Find Duplicated Sequences
This function allows to quickly identify and remove redundant sequences (exactly the same sequences) within a dataset.
Retrieve Blast Top-Hit
This feature allows to retrieve the sequence information of Top Blast Hits in a Blast2GO project. Data can be obtained from the the NCBI, Ensembl or Uniprot webservices and stored in a new project or replace the existing IDs/sequences (see Figure 1). A possible use case scenario would be a so called "Double-Blast'': The blast results of a first run are used to replace the sequence data for a second run against a different set of query sequences. Imagine an RNA-seq data-set with a high percentage of sequences without any alignments against a protein database (e.g. blastx against NR). This feature could be used to select and extract the sequences without hits (red ones) into a new project. These sequences could be basted first against a set of EST sequences. The initial unaligned sequences are now replace with the ESTs. Now the initial blastx search is repeated again the protein.
For each Top-Hit (first significant alignment from an already performed BLAST), apply the filters (bottom part of the dialog) and search them in the corresponding database (online).
It is possible to either replace the sequence from your data-set or to extract them into a new data-set (Action option). You can also decide whether you want to keep the original sequence names or if you want to rename them to the downloaded sequences names. The latter will add a small note to the sequence description, telling you the original name.
The last remaining option allows you to decide whether you want to replace your sequences with the downloaded ones or if you just want to retrieve their name. This option is activated by default.
Figure 1: Retrieve Blast Top-Hit Dialog.
Retrieve Blat Top-Hit
This tool is very similar to "Retrieve Blast Top-Hit'' explained above, but it employs BLAT ((, )) instead (see figure below). The dialog is therefore quite similar and the first 3 options are identical. BLAT needs a reference FASTA file which it uses to search for similar sequences. The last 2 options allow you to filter by similarity and if BLAT should consider the reverse strand.
Figure 2: Retrieve Blat Top-Hit Dialog.
Data Import and Export (PRO Feature)
Under the File and Tools menu there are several useful PRO features that can be used to manipulate sequence data.
Load
- Extract and import sequences from a FASTA and a GFF/GTF file (Figure 3).
- Load GTF/GFF2/GFF3
- Load Accession List: Load Gene Ontology annotations via an Accession list.
- Load GeneSymbol List: Load Gene Ontology annotations via a GeneSymbol list.
- Load GI-List: load Gene Ontology annotations via a GenInfo Identifier (gi) list. Please consider the identifier to be between vertical bar e.g. gi|356569257|.
- Load Data from BioMart: Load Gene Ontology annotations from BioMart.

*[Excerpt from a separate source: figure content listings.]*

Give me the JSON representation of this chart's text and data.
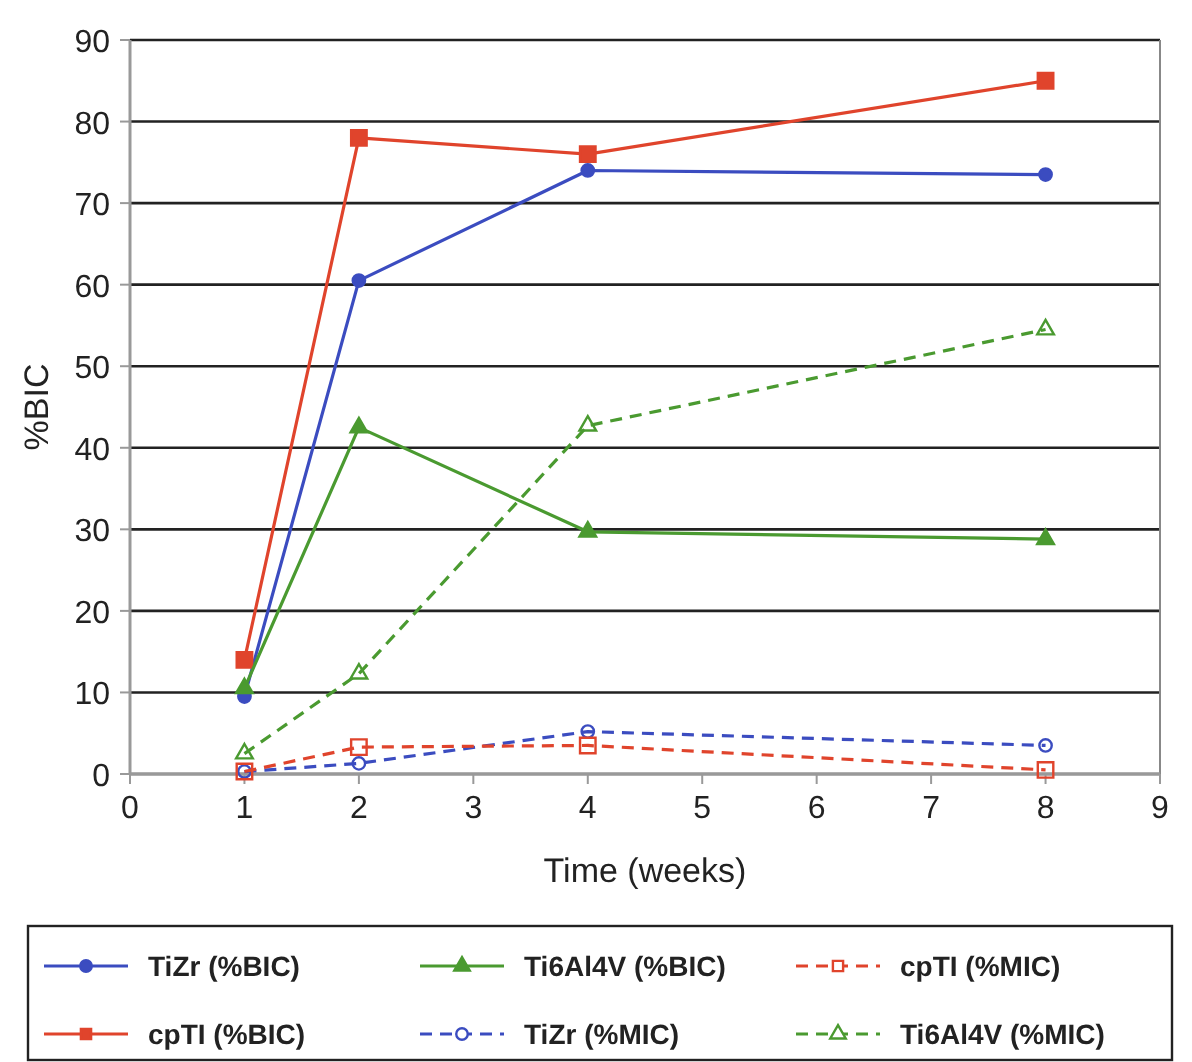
{
  "chart_data": {
    "type": "line",
    "xlabel": "Time (weeks)",
    "ylabel": "%BIC",
    "x": [
      1,
      2,
      4,
      8
    ],
    "xlim": [
      0,
      9
    ],
    "xticks": [
      0,
      1,
      2,
      3,
      4,
      5,
      6,
      7,
      8,
      9
    ],
    "ylim": [
      0,
      90
    ],
    "yticks": [
      0,
      10,
      20,
      30,
      40,
      50,
      60,
      70,
      80,
      90
    ],
    "grid": "y",
    "legend": "bottom",
    "series": [
      {
        "name": "TiZr (%BIC)",
        "color": "#3b4cc0",
        "values": [
          9.5,
          60.5,
          74,
          73.5
        ],
        "marker": "circle",
        "line_style": "solid"
      },
      {
        "name": "cpTI (%BIC)",
        "color": "#e0442c",
        "values": [
          14,
          78,
          76,
          85
        ],
        "marker": "square",
        "line_style": "solid"
      },
      {
        "name": "Ti6Al4V (%BIC)",
        "color": "#4a9a30",
        "values": [
          10.5,
          42.5,
          29.7,
          28.8
        ],
        "marker": "triangle",
        "line_style": "solid"
      },
      {
        "name": "TiZr (%MIC)",
        "color": "#3b4cc0",
        "values": [
          0.3,
          1.3,
          5.2,
          3.5
        ],
        "marker": "circle",
        "line_style": "dashed"
      },
      {
        "name": "cpTI (%MIC)",
        "color": "#e0442c",
        "values": [
          0.3,
          3.3,
          3.5,
          0.5
        ],
        "marker": "square",
        "line_style": "dashed"
      },
      {
        "name": "Ti6Al4V (%MIC)",
        "color": "#4a9a30",
        "values": [
          2.5,
          12.3,
          42.7,
          54.5
        ],
        "marker": "triangle",
        "line_style": "dashed"
      }
    ]
  }
}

The Accession List and the GeneSymbol file should contain two columns (separated by tab) per line. The first column the accession id or gene symbol and the second column may contain the corresponding taxonomy. The second column is optional.

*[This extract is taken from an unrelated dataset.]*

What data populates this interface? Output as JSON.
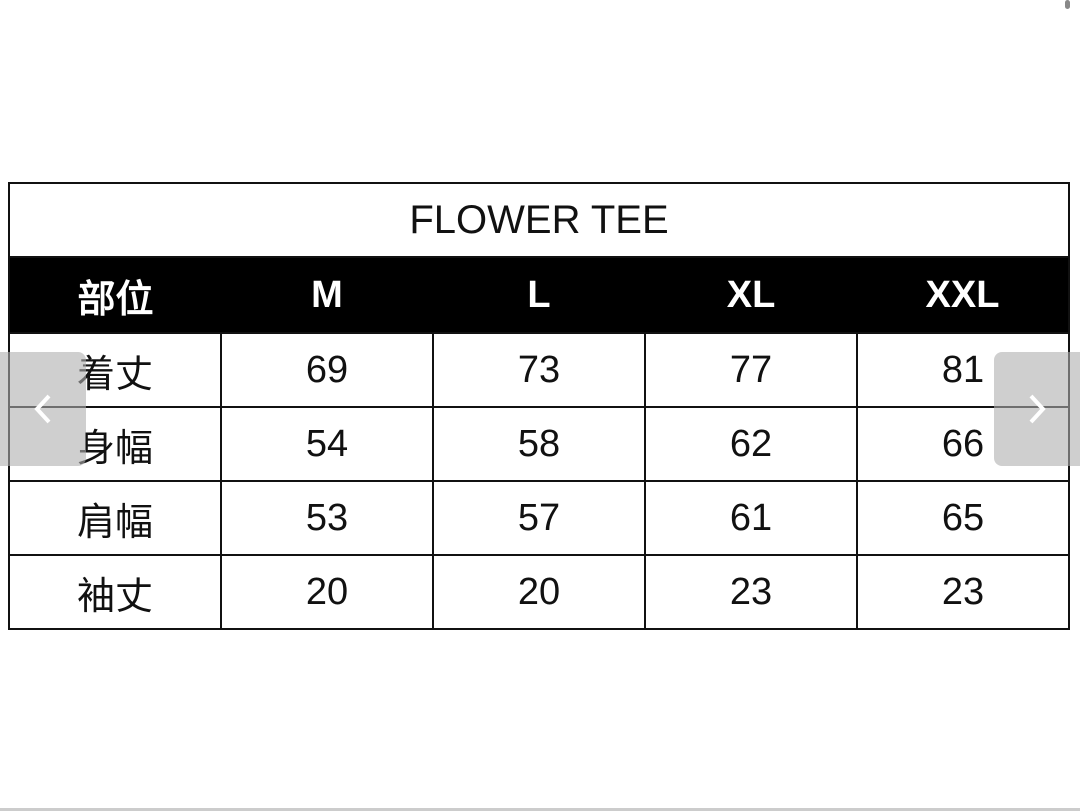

Figure 3: Extract and import sequences from a FASTA and a GFF/GTF file.
Export
- Generic Export: This option allows you to export all the desired information to a text file.

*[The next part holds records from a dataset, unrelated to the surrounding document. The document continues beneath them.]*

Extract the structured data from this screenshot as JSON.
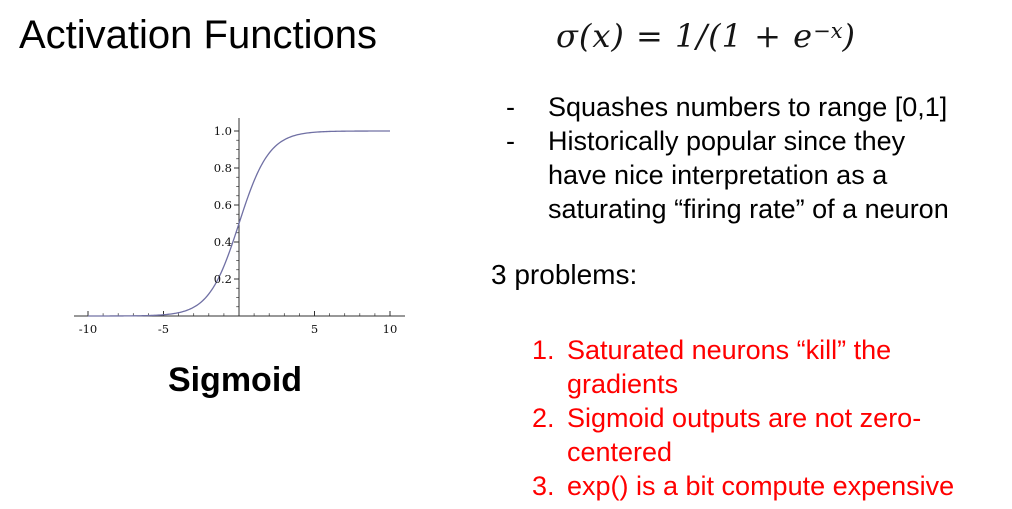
{
  "slide": {
    "title": "Activation Functions",
    "formula": {
      "main": "σ(x) = 1/(1 + e",
      "sup": "−x",
      "close": ")"
    },
    "figure_caption": "Sigmoid",
    "bullets": {
      "marker": "-",
      "items": [
        "Squashes numbers to range [0,1]",
        "Historically popular since they\nhave nice interpretation as a\nsaturating “firing rate” of a neuron"
      ]
    },
    "problems": {
      "heading": "3 problems:",
      "color": "#ff0000",
      "items": [
        {
          "number": "1.",
          "text": "Saturated neurons “kill” the\ngradients"
        },
        {
          "number": "2.",
          "text": "Sigmoid outputs are not zero-\ncentered"
        },
        {
          "number": "3.",
          "text": "exp() is a bit compute expensive"
        }
      ]
    }
  },
  "chart_data": {
    "type": "line",
    "title": "",
    "series": [
      {
        "name": "sigmoid",
        "formula": "y = 1/(1 + exp(-x))"
      }
    ],
    "key_points": [
      {
        "x": -10,
        "y": 4.54e-05
      },
      {
        "x": -5,
        "y": 0.0067
      },
      {
        "x": 0,
        "y": 0.5
      },
      {
        "x": 5,
        "y": 0.9933
      },
      {
        "x": 10,
        "y": 0.9999546
      }
    ],
    "x_range": [
      -10,
      10
    ],
    "y_range": [
      0,
      1
    ],
    "x_major_ticks": [
      -10,
      -5,
      5,
      10
    ],
    "x_tick_labels": [
      "-10",
      "-5",
      "5",
      "10"
    ],
    "x_minor_tick_step": 1,
    "y_major_ticks": [
      0.2,
      0.4,
      0.6,
      0.8,
      1.0
    ],
    "y_tick_labels": [
      "0.2",
      "0.4",
      "0.6",
      "0.8",
      "1.0"
    ],
    "y_minor_tick_step": 0.05,
    "grid": false,
    "legend": false,
    "curve_color": "#7070a4",
    "axis_color": "#303030",
    "tick_label_color": "#111111"
  }
}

- Export Selected Sequences as Project: Only the selected sequences can be exported and saved in .dat file.
- Export Sequence Table: Export the current Main Sequence Table for the selected sequences.
- Export TopBlast data: It will export the best-blast-hit for each sequence, this is the hit with the lowest e-value.
- Export GO Propagation: Exports the GO parents up to the root for the annotated sequences.
- Export Sequences per GO (Gene Set):
- Export GFF2/GTF
- Export GFF3: This option is only visible if a GFF file is loaded in Blast2GO or if a GFF has been generated from Gene Finding.